According to the suggested guidelines for future investigation and improvements in the quality of PCL reconstruction studies described by Watsend et al,33 our study has some limitations. First, our study is primarily a cohort analysis and not a randomized clinical trial, but it was a prospective, consecutive follow-up of patients. Second, patients were not assessed using stress radiography or magnetic resonance imaging. Six of the other 8 study requirements consisting of a detailed rehabilitation protocol, both clinical and functional assessment and follow-up more than 24 months, outcome assessment by a truly independent investigator, patient inclusion and exclusion, validated outcome measures, and no commercial interest or funding were all met.

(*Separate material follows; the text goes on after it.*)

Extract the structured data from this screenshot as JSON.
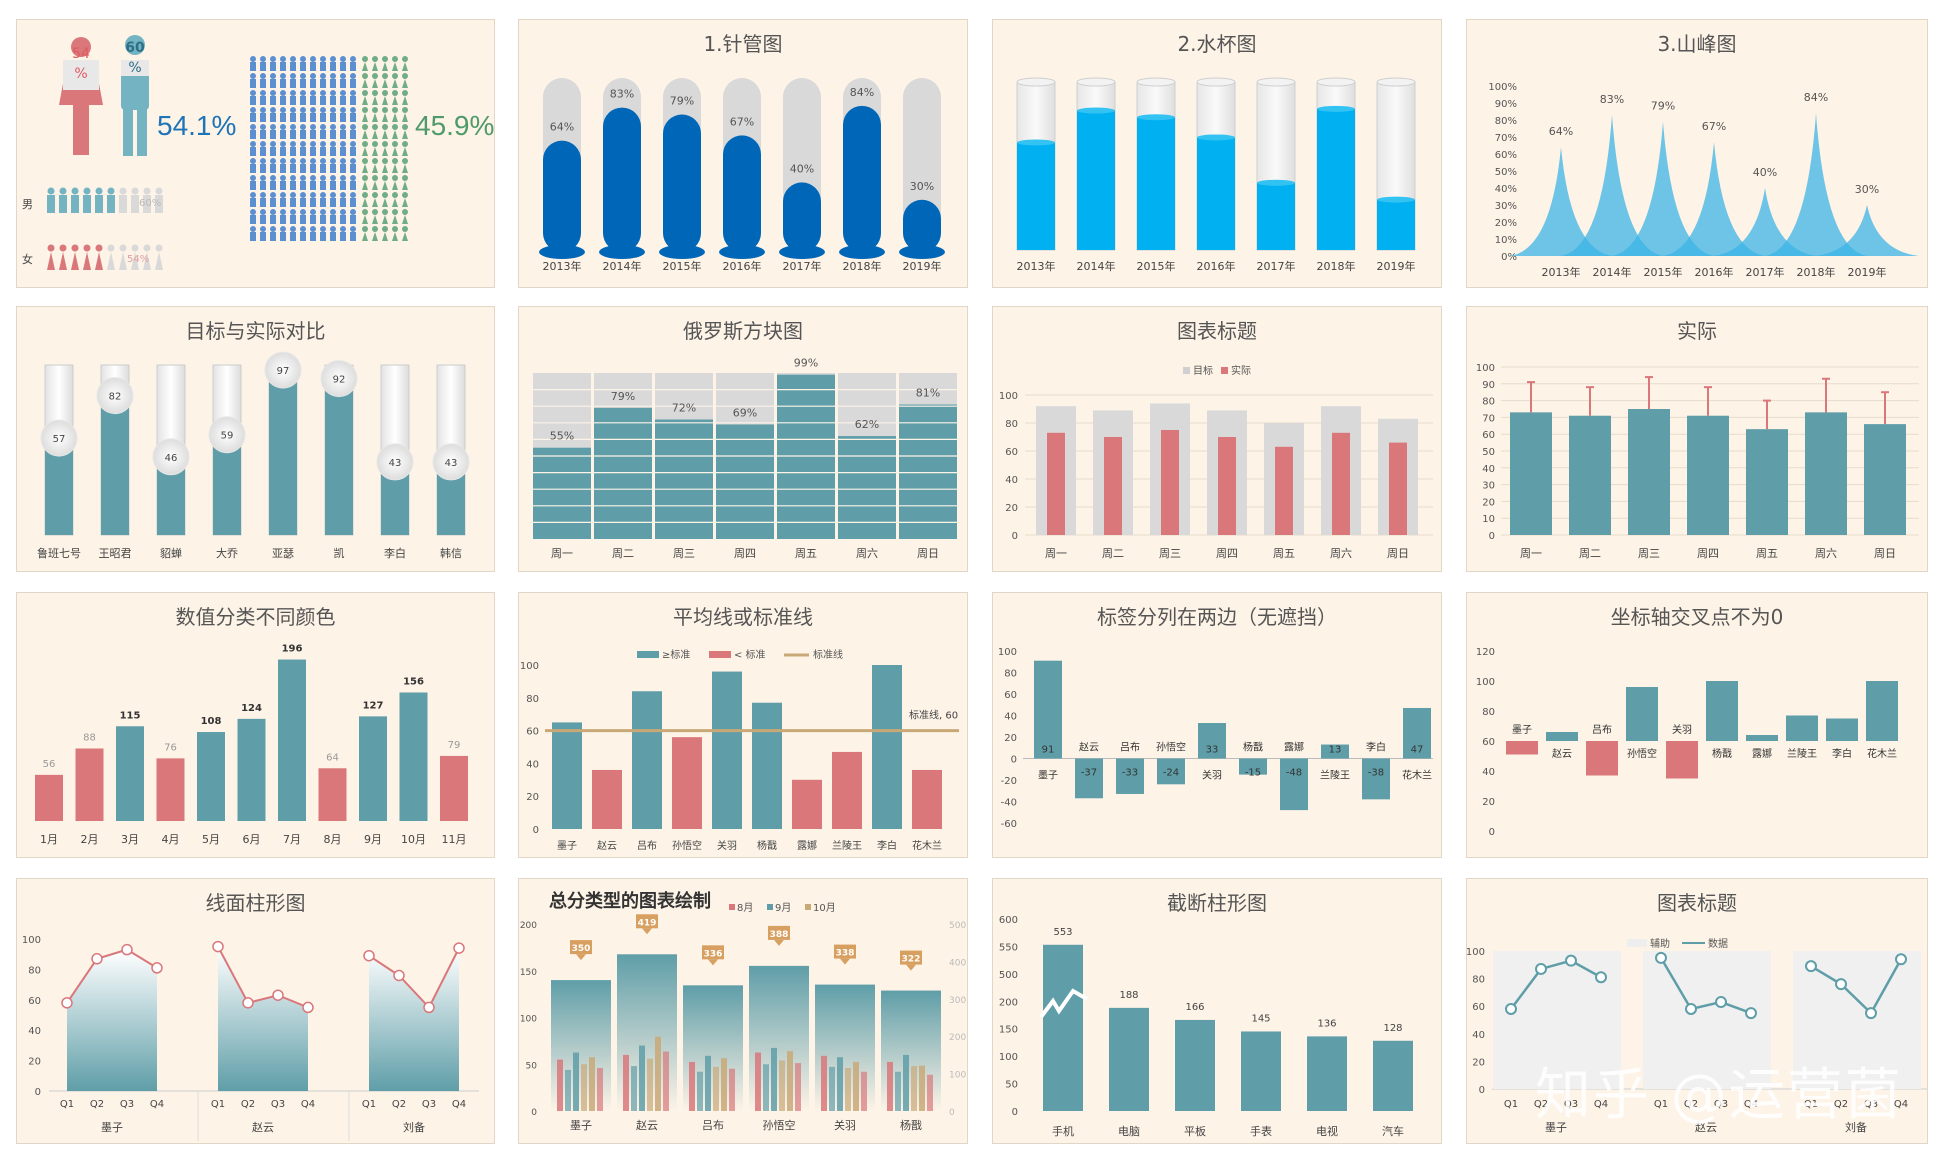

Third, comparing isolated PCL with combined PCL reconstruction might be biased due to greater complexity of the surgical procedure in multiligament-injured knees and the severity of trauma with a potentially greater degree of combined soft tissue damage (muscle, nerve, and vascular). Fourth, the procedures were performed by several surgeons, and therefore, results might vary compared with a single-surgeon case series. Fifth, the conclusion of this study, especially the results of the objective measures, might be underpowered since only 56% of patients were available for the final clinical follow-up. Sixth, the comparisons between the Schenck classification groups might be influenced by the low patient numbers, especially in KD II and KD IV. Seventh, the preoperative examination and the 1-year follow-up were performed by the surgeon, whereas the final follow-up examinations were performed by 2 physiotherapists at the clinic. This may create interobserver variability.

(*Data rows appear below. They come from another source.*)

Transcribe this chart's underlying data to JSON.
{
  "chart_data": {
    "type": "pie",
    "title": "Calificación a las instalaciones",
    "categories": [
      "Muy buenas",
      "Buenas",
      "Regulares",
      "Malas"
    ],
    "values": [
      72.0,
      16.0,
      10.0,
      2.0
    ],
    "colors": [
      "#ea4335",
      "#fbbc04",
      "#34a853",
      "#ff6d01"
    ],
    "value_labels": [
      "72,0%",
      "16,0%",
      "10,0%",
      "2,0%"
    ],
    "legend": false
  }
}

Our hypothesis that patients with isolated PCL injuries have superior postoperative outcome scores and less side-to-side difference in knee laxity after PCL reconstruction than in patients with combined PCL injury in a multiligament-injured knee in this population was not confirmed. When comparing the 2 groups, inferior outcomes were found in the combined PCL group at 1-year follow-up but no differences were found between groups at final follow-up. Female patients had inferior subjective outcomes at 1-year follow-up, and no differences between the sexes were found at final follow-up. No differences were observed when investigating the influence of graft choice (allograft vs autograft), PCL reconstruction technique (single- vs double-bundle), and knee dislocation type. The overall revision rate in this study was 5.2%.
The authors acknowledge the surgical assistance of Svend Erik Christiansen, MD; Bent Lund, MD; Bent Wulff Jakobsen, MD; and Peter Faunø, MD, and Mads Uldum Roesgaard, PT for his participation in the late follow-up examinations.
The authors decalered that they have no conflicts of interest in the authorship and publication of this contribution.
Ethical approval was not sought for the present study.